In the U.S., Mississippi and Tennessee are experiencing devastating flooding after receiving 400% of normal rainfall. The Arctic shattered record high temperatures, reaching 70 degrees fahrenheit this past week. This is a Climate Emergency.
Australia: Climate Emergency Summit
Amidst the lingering devastation of unprecedented bushfires that have swept the nation, Dr. Margaret Klein Salamon, founder and executive director of The Climate Mobilization, spoke at the Climate Emergency Summit in Melbourne, Australia on February 14 and 15. The summit brought together over 2,000 intellectuals, private sector leaders, government officials, and organizers to explore how to facilitate an emergency-speed climate transition in Australia and across the globe.
Margaret shared her perspective as a psychologist, talked about the role of democracy in mobilization, and challenged the culture of profit and extraction that has created our crisis. Margaret’s speech was a call to action — “If humanity’s two choices are to transform or to collapse, the only rational, moral choice is to immerse yourself in the struggle to protect all life.”
By the numbers
Total US declarations of Climate Emergency: 87 declarations within 23 states
Current active Climate Emergency campaigns in the US: 113
Percent of Americans who believe that climate change is the most important issue facing society: 56%
Percent of Americans experiencing “eco-anxiety”: 68%
Number of young conservative American voters who say that climate change is an important issue: 77%
Mobilization notes
Developers are adapting to the demand for all-electric new construction, even in places where government protections don’t yet make it a requirement. Though the trend toward all-electric new construction does not address the issue of electrifying millions of existing structures in the US and beyond that cook and heat with fossil fuels, it points to widening awareness and interest in “green” housing. Increased popularity of electrification will aid the overall transition, if and when the large-scale systems changes are implemented by law.
Further Reading
Read about small success stories from local governments looking to make good on Climate Emergency declarations, as well as struggles to find concrete ways to act. From Reuters: Cities experiment with big ideas to confront ‘climate emergency’.
From Prince Edward Island, Canada, The Climate Mobilization’s Research and Publications Director Laura Berry speaks about democracy and climate solutions.
From Common Dreams, children’s singer and advocate Raffi Cavoukian writes in support of World War II scale mobilization to save humanity and the natural world.
Along with everyone else, we’re waiting to see what Jeff Bezos does with his $10 billion Bezos Earth Fund. We don’t trust many billionaires, but we hope to be surprised.

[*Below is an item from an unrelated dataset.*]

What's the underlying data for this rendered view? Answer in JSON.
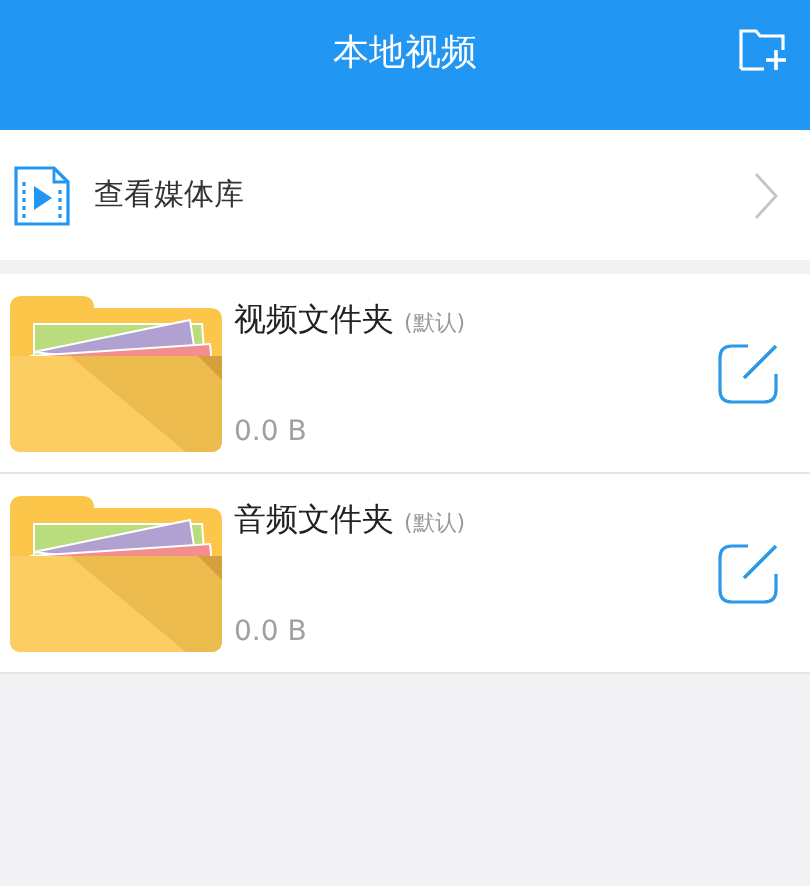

Middle and high schoolers from Sunrise Movement held a teach-in in DC this week targeting Senate members who do not support the Green New Deal. Children as young as 13 were arrested for their participation in the action.
Net Zero is Not Zero
We’re delighted and hopeful to hear so much discussion of lowering emissions and cutting carbon in the news. Even a year ago it was hard to find calls for “getting to zero.” Perhaps predictably, however, many current efforts touted as solutions are misleading. Several bills before Congress, as well as state and city governing bodies, use the term “net-zero,” meaning that emissions will be permitted, so long as they are offset by natural or artificial means of drawing carbon back out of the atmosphere or capturing the carbon at the point of emission and keeping it sequestered.

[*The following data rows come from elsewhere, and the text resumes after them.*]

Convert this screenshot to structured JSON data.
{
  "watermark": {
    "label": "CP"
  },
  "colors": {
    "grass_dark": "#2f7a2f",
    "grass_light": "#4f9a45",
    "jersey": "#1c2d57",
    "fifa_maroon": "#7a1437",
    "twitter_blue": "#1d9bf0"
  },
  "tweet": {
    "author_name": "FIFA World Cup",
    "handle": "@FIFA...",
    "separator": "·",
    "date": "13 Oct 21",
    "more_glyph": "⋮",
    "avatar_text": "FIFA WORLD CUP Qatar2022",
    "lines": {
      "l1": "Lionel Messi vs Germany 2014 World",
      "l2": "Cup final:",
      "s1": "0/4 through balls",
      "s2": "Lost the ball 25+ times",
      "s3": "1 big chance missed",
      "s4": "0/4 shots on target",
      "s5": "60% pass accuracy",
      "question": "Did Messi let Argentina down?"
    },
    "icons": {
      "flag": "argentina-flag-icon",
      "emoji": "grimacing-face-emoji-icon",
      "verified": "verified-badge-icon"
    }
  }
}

This way of calculating transition efforts makes space for questionable accounting of carbon offsets, and delays the urgent, comprehensive solutions we must put in place. The climate emergency demands action that addresses the root causes of the threat we face. To restore a safe climate for communities across the globe, we must both eliminate greenhouse emissions as well as safely draw down excess carbon from the atmosphere as quickly as possible — 2050 is far too late.